Stabilizing indium sulfide for CO2 electroreduction to formate at high rate by zinc incorporation

• Published in: Nature communications Vol. 12; no. 1; pp. 5835 - 9
• Main Authors: Chi, Li-Ping, Niu, Zhuang-Zhuang, Zhang, Xiao-Long, Yang, Peng-Peng, Liao, Jie, Gao, Fei-Yue, Wu, Zhi-Zheng, Tang, Kai-Bin, Gao, Min-Rui
• Format: Journal Article
• Language: English
• Published: London Nature Publishing Group UK 05.10.2021; Nature Publishing Group; Nature Portfolio
• Subjects: 639/301/299/886; 639/638/161/886; 639/638/298; Carbon dioxide; Catalysts; Current density; Electrolysis; Electrowinning; Humanities and Social Sciences; Indium; Intermediates; multidisciplinary; Science; Science (multidisciplinary); Sulfides; Sulfur; Zinc
• ISSN: 2041-1723; 2041-1723
• DOI: 10.1038/s41467-021-26124-y

Recently developed solid-state catalysts can mediate carbon dioxide (CO 2 ) electroreduction to valuable products at high rates and selectivities. However, under commercially relevant current densities of > 200 milliamperes per square centimeter (mA cm −2 ), catalysts often undergo particle agglomeration, active-phase change, and/or element dissolution, making the long-term operational stability a considerable challenge. Here we report an indium sulfide catalyst that is stabilized by adding zinc in the structure and shows dramatically improved stability. The obtained ZnIn 2 S 4 catalyst can reduce CO 2 to formate with 99.3% Faradaic efficiency at 300 mA cm −2 over 60 h of continuous operation without decay.

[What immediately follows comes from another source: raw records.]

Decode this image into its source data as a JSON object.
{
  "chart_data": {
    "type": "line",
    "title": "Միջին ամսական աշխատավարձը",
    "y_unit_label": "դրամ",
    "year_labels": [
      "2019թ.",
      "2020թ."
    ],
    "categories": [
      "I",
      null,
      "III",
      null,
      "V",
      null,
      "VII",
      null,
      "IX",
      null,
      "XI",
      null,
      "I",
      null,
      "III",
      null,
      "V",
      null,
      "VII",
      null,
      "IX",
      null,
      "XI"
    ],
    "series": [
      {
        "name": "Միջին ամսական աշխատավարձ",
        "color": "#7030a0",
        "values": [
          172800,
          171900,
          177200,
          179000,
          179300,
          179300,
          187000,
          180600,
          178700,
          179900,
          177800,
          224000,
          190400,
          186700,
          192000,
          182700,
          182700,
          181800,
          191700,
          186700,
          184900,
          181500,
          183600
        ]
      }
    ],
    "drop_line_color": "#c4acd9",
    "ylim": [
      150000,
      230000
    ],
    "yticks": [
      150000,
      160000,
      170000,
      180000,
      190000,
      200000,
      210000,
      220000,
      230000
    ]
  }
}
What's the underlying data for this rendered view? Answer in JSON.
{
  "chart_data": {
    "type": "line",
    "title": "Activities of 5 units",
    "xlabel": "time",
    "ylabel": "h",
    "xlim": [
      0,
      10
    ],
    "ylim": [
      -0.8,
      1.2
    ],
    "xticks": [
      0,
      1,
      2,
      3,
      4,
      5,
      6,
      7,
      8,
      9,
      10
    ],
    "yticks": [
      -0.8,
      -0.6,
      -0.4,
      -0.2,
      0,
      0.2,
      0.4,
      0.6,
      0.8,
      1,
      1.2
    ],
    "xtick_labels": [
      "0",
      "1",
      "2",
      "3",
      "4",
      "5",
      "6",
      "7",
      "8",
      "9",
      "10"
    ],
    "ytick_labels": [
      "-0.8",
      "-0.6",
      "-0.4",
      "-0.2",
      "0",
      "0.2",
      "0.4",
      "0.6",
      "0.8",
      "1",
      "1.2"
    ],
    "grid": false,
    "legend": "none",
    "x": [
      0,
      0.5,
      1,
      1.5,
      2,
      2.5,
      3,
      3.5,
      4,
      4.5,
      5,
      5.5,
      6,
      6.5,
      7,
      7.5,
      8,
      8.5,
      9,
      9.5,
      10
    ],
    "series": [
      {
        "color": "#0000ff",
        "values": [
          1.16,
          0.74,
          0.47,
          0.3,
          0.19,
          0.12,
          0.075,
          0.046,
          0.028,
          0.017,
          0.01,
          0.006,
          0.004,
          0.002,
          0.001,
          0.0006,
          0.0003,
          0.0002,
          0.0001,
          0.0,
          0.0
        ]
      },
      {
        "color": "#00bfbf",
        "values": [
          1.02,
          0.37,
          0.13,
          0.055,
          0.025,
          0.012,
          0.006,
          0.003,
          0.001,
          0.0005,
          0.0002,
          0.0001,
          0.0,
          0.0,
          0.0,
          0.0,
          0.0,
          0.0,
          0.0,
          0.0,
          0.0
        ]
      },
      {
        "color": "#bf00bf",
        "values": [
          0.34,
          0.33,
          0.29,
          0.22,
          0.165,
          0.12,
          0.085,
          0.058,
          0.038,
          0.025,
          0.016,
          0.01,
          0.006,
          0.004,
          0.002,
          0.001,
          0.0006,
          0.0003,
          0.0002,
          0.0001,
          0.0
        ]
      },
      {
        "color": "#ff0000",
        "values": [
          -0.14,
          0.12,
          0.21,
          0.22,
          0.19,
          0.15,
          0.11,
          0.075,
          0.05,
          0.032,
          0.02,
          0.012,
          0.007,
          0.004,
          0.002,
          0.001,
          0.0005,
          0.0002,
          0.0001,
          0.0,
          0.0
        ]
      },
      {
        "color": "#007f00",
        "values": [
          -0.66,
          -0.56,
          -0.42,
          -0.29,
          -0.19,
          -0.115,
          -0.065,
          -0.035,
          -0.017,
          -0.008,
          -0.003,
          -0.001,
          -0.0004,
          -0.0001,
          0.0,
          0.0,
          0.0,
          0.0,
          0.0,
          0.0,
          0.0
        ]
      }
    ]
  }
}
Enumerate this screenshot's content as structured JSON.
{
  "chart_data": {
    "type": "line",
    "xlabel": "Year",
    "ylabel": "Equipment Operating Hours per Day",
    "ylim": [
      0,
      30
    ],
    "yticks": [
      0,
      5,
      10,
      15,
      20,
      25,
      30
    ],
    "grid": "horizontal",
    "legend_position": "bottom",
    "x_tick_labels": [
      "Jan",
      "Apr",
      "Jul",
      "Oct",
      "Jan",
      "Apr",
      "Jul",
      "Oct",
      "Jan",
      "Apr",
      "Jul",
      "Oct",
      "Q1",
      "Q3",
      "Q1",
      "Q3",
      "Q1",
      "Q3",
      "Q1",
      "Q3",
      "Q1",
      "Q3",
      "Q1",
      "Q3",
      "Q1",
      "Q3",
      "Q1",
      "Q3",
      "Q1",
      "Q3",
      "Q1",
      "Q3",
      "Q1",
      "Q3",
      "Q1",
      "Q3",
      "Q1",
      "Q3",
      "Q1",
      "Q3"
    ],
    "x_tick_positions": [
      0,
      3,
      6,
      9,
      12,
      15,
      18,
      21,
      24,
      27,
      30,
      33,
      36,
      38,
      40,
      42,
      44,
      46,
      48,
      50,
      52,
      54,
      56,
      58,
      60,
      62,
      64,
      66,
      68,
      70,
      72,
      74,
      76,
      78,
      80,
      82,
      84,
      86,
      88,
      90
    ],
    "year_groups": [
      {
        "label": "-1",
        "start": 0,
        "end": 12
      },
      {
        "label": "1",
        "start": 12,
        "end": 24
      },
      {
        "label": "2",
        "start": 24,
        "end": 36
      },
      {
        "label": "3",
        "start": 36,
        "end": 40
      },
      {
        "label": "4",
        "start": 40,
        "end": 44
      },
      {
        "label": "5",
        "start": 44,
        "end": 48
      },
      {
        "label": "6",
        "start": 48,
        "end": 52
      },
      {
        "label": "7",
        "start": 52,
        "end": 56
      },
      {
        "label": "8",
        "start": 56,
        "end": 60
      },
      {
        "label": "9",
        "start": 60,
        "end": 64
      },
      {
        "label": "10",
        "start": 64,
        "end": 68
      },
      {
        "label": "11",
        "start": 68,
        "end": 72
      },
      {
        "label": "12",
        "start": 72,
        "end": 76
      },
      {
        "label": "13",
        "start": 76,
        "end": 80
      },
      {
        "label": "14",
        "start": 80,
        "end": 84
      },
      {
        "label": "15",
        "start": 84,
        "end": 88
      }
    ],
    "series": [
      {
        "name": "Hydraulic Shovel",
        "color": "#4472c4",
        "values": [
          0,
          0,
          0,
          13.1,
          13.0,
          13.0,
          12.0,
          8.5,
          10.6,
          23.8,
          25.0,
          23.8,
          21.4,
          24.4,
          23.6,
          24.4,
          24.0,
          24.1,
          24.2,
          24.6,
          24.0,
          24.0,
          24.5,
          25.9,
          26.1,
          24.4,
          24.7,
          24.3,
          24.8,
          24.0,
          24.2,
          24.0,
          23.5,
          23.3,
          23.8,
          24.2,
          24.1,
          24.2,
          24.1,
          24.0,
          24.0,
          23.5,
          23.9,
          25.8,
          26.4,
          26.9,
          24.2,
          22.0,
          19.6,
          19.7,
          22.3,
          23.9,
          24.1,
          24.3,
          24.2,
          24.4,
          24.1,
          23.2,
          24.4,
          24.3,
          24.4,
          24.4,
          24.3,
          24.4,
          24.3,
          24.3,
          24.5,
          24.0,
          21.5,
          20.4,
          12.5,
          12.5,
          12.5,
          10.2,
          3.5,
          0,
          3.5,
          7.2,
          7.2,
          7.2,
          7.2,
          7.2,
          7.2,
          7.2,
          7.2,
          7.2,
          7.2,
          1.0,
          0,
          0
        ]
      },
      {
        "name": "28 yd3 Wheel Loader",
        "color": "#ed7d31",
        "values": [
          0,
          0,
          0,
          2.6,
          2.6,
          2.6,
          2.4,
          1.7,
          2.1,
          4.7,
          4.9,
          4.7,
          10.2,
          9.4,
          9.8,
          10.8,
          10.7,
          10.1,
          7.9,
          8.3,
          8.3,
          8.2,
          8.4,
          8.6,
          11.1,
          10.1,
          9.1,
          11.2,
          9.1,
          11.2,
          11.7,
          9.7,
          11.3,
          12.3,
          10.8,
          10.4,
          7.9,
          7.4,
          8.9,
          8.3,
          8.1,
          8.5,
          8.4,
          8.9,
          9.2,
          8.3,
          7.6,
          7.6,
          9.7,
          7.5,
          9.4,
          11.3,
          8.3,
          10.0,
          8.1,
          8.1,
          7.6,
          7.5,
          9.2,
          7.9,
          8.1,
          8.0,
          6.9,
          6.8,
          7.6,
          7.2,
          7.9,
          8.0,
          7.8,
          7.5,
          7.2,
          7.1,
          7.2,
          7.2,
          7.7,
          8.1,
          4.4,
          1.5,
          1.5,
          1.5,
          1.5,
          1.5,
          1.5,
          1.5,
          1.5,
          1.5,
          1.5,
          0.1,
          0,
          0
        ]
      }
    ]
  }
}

By contrast, similarly synthesized indium sulfide without zinc participation deteriorates quickly under the same conditions. Combining experimental and theoretical studies, we unveil that the introduction of zinc largely enhances the covalency of In-S bonds, which “locks” sulfur—a catalytic site that can activate H 2 O to react with CO 2 , yielding HCOO* intermediates—from being dissolved during high-rate electrolysis. Developing durable catalysts for carbon dioxide reduction to formate at commercial-scale current densities is challenging. This work reports that indium sulfide stabilized through zinc incorporation can produce formate efficiently and quickly at high current densities over long timescales.